Note: do not have more than one LIKE since ANDing two different LIKE will always produce a result for 0 rows! In general, you work with one message at a time, first LIKE to see all occurrences and then NOT LIKE to hide all occurrences. But you can of course modify the WHERE clause to your liking.

Keeping the errorlog file as small as possible
The fewer messages you have in the errorlog file, the better. There are several ways to keep the errorlog files as small as possible:
  • Make sure this doesn't happen again. I hope this is obvious. Say you have a bunch of failed login messages. Find out why these happen and correct the configuration for that client, or whatever the reason might be. The more serious the error is, the more rewarding this type of job is, especially if you can hunt down the reason, fix the problem and make sure it doesn't happen again.
  • Configure SQL Server to not write "successful backup" messages. You do this using trace flag 3226, more info here. I only do this where appropriate, typically when we don't use some 3:rd party backup software for SQL Server.
  • Configure SQL Server to not write certain messages to the eventlog. You do this using sp_altermessage. I hope it is obvious that you only what to do this if this message is indeed something you have no value at all for in the eventlog!
Where to you install the procedure and the tables?
Anywhere you like. I usually have a database named "sqlmaint" for these type of things, and this is what you find for the USE commands in my scripts. Change to your liking.

How about a centralized solution?
Sure, that is possible. The simple way is to use a multi-server query windows in SSMS. Or you can have some routines to import all logs into some central server and do the analysis there. I haven't had the need for a centralized solution so far, so I haven't spent time on that.
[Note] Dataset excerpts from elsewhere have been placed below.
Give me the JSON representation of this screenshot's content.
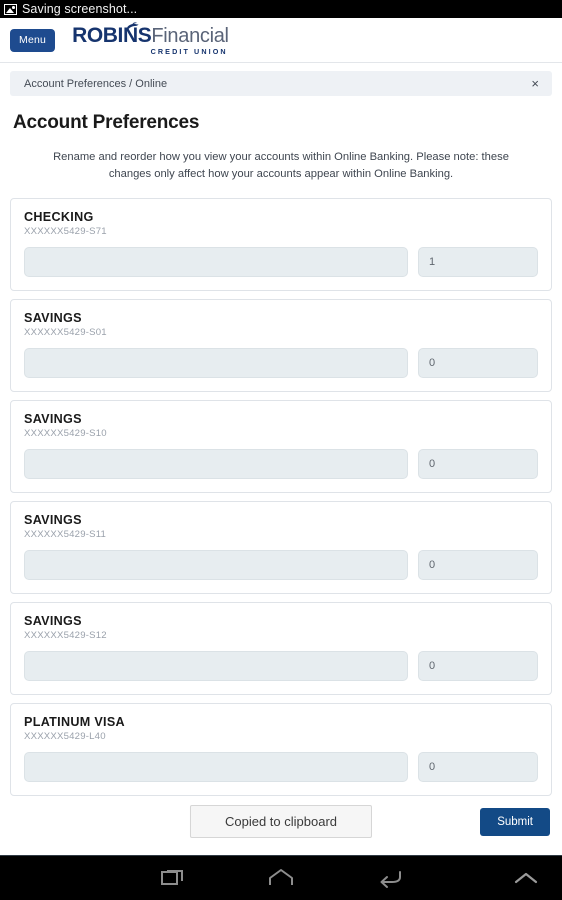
{
  "status_bar": {
    "icon": "screenshot-image-icon",
    "text": "Saving screenshot..."
  },
  "header": {
    "menu_label": "Menu",
    "brand_primary": "ROBINS",
    "brand_secondary": "Financial",
    "brand_tagline": "CREDIT UNION",
    "brand_color": "#16346e",
    "menu_bg": "#1e4b8f"
  },
  "breadcrumb": {
    "text": "Account Preferences / Online",
    "close_icon": "close-icon",
    "close_label": "×"
  },
  "page": {
    "title": "Account Preferences",
    "description": "Rename and reorder how you view your accounts within Online Banking. Please note: these changes only affect how your accounts appear within Online Banking."
  },
  "accounts": [
    {
      "name": "CHECKING",
      "number": "XXXXXX5429-S71",
      "nickname": "",
      "nickname_placeholder": "",
      "order": "1"
    },
    {
      "name": "SAVINGS",
      "number": "XXXXXX5429-S01",
      "nickname": "",
      "nickname_placeholder": "",
      "order": "0"
    },
    {
      "name": "SAVINGS",
      "number": "XXXXXX5429-S10",
      "nickname": "",
      "nickname_placeholder": "",
      "order": "0"
    },
    {
      "name": "SAVINGS",
      "number": "XXXXXX5429-S11",
      "nickname": "",
      "nickname_placeholder": "",
      "order": "0"
    },
    {
      "name": "SAVINGS",
      "number": "XXXXXX5429-S12",
      "nickname": "",
      "nickname_placeholder": "",
      "order": "0"
    },
    {
      "name": "PLATINUM VISA",
      "number": "XXXXXX5429-L40",
      "nickname": "",
      "nickname_placeholder": "",
      "order": "0"
    }
  ],
  "footer": {
    "toast_text": "Copied to clipboard",
    "submit_label": "Submit",
    "submit_color": "#134a86"
  },
  "nav_bar": {
    "recents_icon": "recents-icon",
    "home_icon": "home-icon",
    "back_icon": "back-icon",
    "expand_icon": "chevron-up-icon"
  }
}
The PrepareLogTables procedure
The first parameter is how many SQL Server logs to import (1 means only the current one, 2 means the current and the one before, etc). The second parameter is how many agent log files to import.
Note that there is a DELETE statement for each log. This remove messages that I tend not to be interested in (like startup messages). These messages can have very valuable information per se, but from the perspective of going over the errorlog file and look for out-of-the-ordinary, I prefer to remove these. Modify this WHERE clause to your liking.